Dirk war aktives Mitglied bei PETA, hat sich irgendwann durchgerungen, kein Fleisch mehr zu essen – er, der es immer so liebte, wenn die Schnitzel über den Tellerrand lappten-, und nicht zuletzt: er war Feminist. Auch ein Grund dafür, dass er ein wunderbarer Freund und Partner war für starke Frauen: zuerst – vor und nach allen anderen – Hella von Sinnen, mit der ihn die innigste Seelen- und Begabungs-Verwandtschaft verband, aber auch Barbara Schöneberger und zuletzt natürlich Sonja Zietlow im "Dschungel-Camp".

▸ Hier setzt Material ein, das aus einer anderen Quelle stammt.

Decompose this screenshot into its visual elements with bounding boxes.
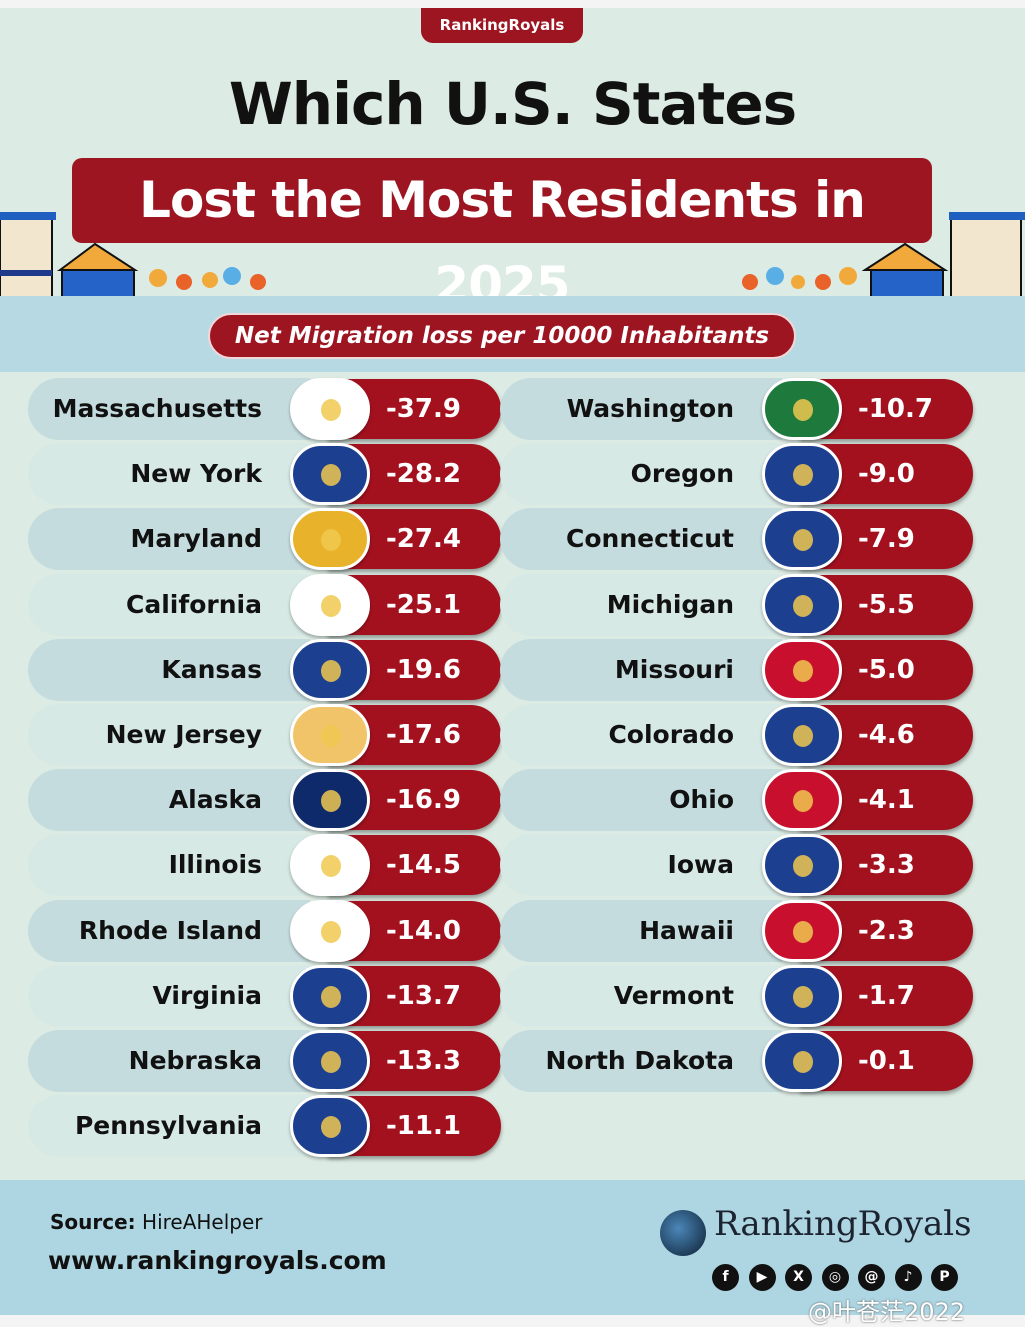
facebook-icon[interactable]: f <box>712 1264 739 1291</box>
state-flag-icon <box>290 1095 370 1158</box>
footer <box>0 1180 1025 1315</box>
instagram-icon[interactable]: ◎ <box>821 1264 849 1291</box>
state-flag-icon <box>762 378 842 440</box>
brand-badge: RankingRoyals <box>421 8 583 43</box>
pinterest-icon[interactable]: P <box>931 1264 958 1291</box>
houses-trees-left-illustration <box>0 212 272 300</box>
state-name: Hawaii <box>500 899 782 962</box>
state-name: Vermont <box>500 964 782 1027</box>
state-flag-icon <box>762 899 842 962</box>
source-label: Source: <box>50 1210 136 1234</box>
infographic: RankingRoyals Which U.S. States Lost the… <box>0 8 1025 1326</box>
page-subtitle: Lost the Most Residents in 2025 <box>72 158 932 314</box>
state-flag-icon <box>290 573 370 636</box>
state-flag-icon <box>290 378 370 440</box>
state-flag-icon <box>762 638 842 701</box>
state-name: Illinois <box>28 834 310 897</box>
state-name: Michigan <box>500 573 782 636</box>
state-name: Missouri <box>500 638 782 701</box>
state-flag-icon <box>762 508 842 571</box>
page-title: Which U.S. States <box>228 70 797 138</box>
state-flag-icon <box>762 573 842 636</box>
tiktok-icon[interactable]: ♪ <box>894 1264 922 1291</box>
state-flag-icon <box>762 1030 842 1092</box>
state-name: New York <box>28 443 310 506</box>
state-flag-icon <box>762 769 842 832</box>
state-name: Iowa <box>500 834 782 897</box>
brand-logo-text: RankingRoyals <box>714 1204 972 1244</box>
state-flag-icon <box>290 834 370 897</box>
state-flag-icon <box>290 964 370 1027</box>
value-label: -13.3 <box>328 1031 501 1091</box>
state-flag-icon <box>290 769 370 832</box>
metric-label: Net Migration loss per 10000 Inhabitants <box>208 313 796 359</box>
state-flag-icon <box>290 704 370 766</box>
state-name: Nebraska <box>28 1030 310 1092</box>
state-name: Ohio <box>500 769 782 832</box>
watermark: @叶苍茫2022 <box>808 1298 966 1326</box>
state-name: California <box>28 573 310 636</box>
globe-logo-icon <box>660 1210 706 1256</box>
state-name: Virginia <box>28 964 310 1027</box>
state-name: New Jersey <box>28 704 310 766</box>
website-link[interactable]: www.rankingroyals.com <box>48 1246 387 1275</box>
state-flag-icon <box>290 1030 370 1092</box>
state-name: Rhode Island <box>28 899 310 962</box>
state-flag-icon <box>762 834 842 897</box>
state-flag-icon <box>290 508 370 571</box>
state-flag-icon <box>762 704 842 766</box>
source-value: HireAHelper <box>142 1210 263 1234</box>
state-name: Pennsylvania <box>28 1095 310 1158</box>
state-flag-icon <box>762 964 842 1027</box>
state-name: Connecticut <box>500 508 782 571</box>
state-flag-icon <box>290 443 370 506</box>
source-text: Source: HireAHelper <box>50 1210 263 1234</box>
threads-icon[interactable]: @ <box>858 1264 885 1291</box>
state-name: Oregon <box>500 443 782 506</box>
state-name: Kansas <box>28 638 310 701</box>
state-name: Maryland <box>28 508 310 571</box>
state-flag-icon <box>290 638 370 701</box>
youtube-icon[interactable]: ▶ <box>748 1264 776 1291</box>
state-name: North Dakota <box>500 1030 782 1092</box>
state-name: Alaska <box>28 769 310 832</box>
houses-trees-right-illustration <box>735 212 1025 300</box>
x-icon[interactable]: X <box>785 1264 812 1291</box>
state-flag-icon <box>762 443 842 506</box>
state-name: Washington <box>500 378 782 440</box>
state-name: Colorado <box>500 704 782 766</box>
state-flag-icon <box>290 899 370 962</box>
state-name: Massachusetts <box>28 378 310 440</box>
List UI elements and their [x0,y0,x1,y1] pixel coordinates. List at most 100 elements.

Kleine Fußnote: nach einer Aids-Gala in Köln, die wir Ende der 90er Jahre zusammen moderierten, sagte Dirk ganz happy: ach, war das schön! Moderieren ist ja eigentlich was, was ich gar nicht kann...

Dirk war immer ein Arbeitstier an der Grenze zum Workaholic. Fähig, drei Projekte gleichzeitig zu schultern, Multitasking auf höchster Ebene. Es konnte einem schwindelig werden beim Zuschauen. Ich habe ihn bewundert für seine strukturierte Art, gut organisiert und gut vernetzt, verlässlich. Ganz im Gegensatz zu seinem schrillen Paradiesvogel-Image. Melancholischer Clown, wie manche jetzt sagen? Nein, so gar nicht. Gut verortet im Leben. Auch in der Liebe, zu Thomas, seinem langjährigen Lebensgefährten. Kluger Narr, das eher. Wie im "Dschungel-Camp", wo er es geschafft hat, eine Dimension von satirischer Überhöhung in das Geschehen zu bekommen. Einer, der dazugehört– und doch nicht. Der den anderen den Spiegel vorhält. Vom Außenseiter zum Spielleiter. Es war eine große Genugtuung für Dirk, dass er mit Sonja Zietlow zusammen für den Deutschen Fernsehpreis für diese Leistung vorgeschlagen war. Das ist ja auch eine unglaubliche Erfolgsgeschichte. Von einem, der angetreten ist, um gegen den Strom zu schwimmen – und auf einmal IST er der Strom.

Liebster Dirk! Du hast Dein Leben gut geführt. Du hast so viel richtig gemacht. Du hast uns so viel gegeben, was jetzt Teil von uns ist. Das ist nicht weg. Das bleibt. Aber Du fehlst so wahnsinnig. Am meisten vermisse ich Deine lieben Augen.